The summary then goes on to discuss how the US and Pakistan are working out ways to ensure that A Q Khan is adequately interrogated to US satisfaction without appearing to make the Pakistanis lose face.

There is also considerable discussion in the lay press about high-technology defence deals and sales to Pakistan.

The process alluded to in my earlier post - of meeting Pakistani needs has begun. Desensitization of the A Q Khan issue is a logical first step in that regard. However I do feel there is need for a cautionary note: excessive movement on the A Q Khan front will only invite instability in Pakistani and American ties and incentivize unpredictable behavior among Pakistanis.

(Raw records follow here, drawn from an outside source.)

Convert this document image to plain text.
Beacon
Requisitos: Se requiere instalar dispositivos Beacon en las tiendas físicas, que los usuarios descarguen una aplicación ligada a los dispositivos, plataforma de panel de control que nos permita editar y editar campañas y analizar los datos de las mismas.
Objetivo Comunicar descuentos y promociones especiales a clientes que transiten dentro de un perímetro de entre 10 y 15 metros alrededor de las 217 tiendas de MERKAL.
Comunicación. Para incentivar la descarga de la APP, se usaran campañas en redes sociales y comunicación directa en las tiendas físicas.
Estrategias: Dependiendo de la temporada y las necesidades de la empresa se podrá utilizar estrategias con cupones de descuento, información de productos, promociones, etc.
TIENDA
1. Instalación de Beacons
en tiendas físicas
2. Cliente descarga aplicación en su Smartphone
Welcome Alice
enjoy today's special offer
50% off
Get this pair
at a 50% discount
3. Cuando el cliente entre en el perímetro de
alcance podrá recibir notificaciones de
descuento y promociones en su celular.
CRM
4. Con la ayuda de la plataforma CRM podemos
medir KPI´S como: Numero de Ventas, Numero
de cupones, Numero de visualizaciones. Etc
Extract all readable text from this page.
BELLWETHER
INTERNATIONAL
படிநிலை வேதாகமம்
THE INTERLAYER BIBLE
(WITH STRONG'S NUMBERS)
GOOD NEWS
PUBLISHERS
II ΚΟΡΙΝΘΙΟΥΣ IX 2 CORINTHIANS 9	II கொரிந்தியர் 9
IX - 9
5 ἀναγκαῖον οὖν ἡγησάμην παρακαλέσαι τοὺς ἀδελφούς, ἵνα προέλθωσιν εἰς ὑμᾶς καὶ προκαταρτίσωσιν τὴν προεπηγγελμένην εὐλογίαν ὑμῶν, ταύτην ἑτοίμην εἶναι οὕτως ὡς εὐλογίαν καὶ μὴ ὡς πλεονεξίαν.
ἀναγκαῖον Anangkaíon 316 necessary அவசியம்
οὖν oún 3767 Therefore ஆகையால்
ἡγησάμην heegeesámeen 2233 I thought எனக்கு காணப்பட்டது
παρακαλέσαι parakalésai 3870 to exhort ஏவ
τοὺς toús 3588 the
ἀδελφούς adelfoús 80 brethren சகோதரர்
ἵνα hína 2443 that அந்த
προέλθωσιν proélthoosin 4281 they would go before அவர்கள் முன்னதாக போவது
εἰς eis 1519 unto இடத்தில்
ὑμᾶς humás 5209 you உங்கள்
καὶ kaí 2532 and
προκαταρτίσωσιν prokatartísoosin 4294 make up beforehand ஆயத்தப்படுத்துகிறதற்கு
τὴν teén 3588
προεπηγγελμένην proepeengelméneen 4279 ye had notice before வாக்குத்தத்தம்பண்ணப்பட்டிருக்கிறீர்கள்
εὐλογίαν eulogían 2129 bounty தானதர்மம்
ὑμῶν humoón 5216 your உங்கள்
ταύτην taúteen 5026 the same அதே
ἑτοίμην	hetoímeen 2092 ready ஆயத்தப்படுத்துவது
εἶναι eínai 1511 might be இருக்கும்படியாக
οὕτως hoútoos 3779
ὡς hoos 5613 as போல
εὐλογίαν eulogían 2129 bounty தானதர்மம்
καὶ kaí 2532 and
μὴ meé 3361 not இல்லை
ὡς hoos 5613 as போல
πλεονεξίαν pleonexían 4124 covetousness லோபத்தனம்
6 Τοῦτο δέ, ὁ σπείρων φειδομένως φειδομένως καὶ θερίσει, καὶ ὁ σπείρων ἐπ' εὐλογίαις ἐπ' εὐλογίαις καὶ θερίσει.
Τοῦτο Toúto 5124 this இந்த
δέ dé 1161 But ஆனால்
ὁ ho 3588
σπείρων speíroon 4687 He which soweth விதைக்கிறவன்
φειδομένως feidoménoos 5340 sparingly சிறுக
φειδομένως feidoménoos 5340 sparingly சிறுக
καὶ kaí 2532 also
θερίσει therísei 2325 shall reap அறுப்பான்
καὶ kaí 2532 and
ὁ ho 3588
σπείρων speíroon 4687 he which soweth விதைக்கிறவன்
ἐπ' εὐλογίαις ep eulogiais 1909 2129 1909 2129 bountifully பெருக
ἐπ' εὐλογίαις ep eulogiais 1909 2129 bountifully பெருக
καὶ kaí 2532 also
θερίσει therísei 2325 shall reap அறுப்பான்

A relatively simple scenario which could cause instability would one in which A Q Khan suddenly disappears. The Pakistanis would stand accused by the Americans of having reduced America's chances of interrogating him and Islamist groups would suggest that Gen. Musharraf had handed over A Q Khan to the Americans. The enraged Islamist groups could seize this as a signal to oust President Musharraf and civil unrest would push Pakistan very close to tipping point. Irrespective of whether the Islamists succeed - the pain to Pakistan from such unrest would be tremendous.

It is perhaps in Pakistan's best interests to ensure that A Q Khan remains in plain sight.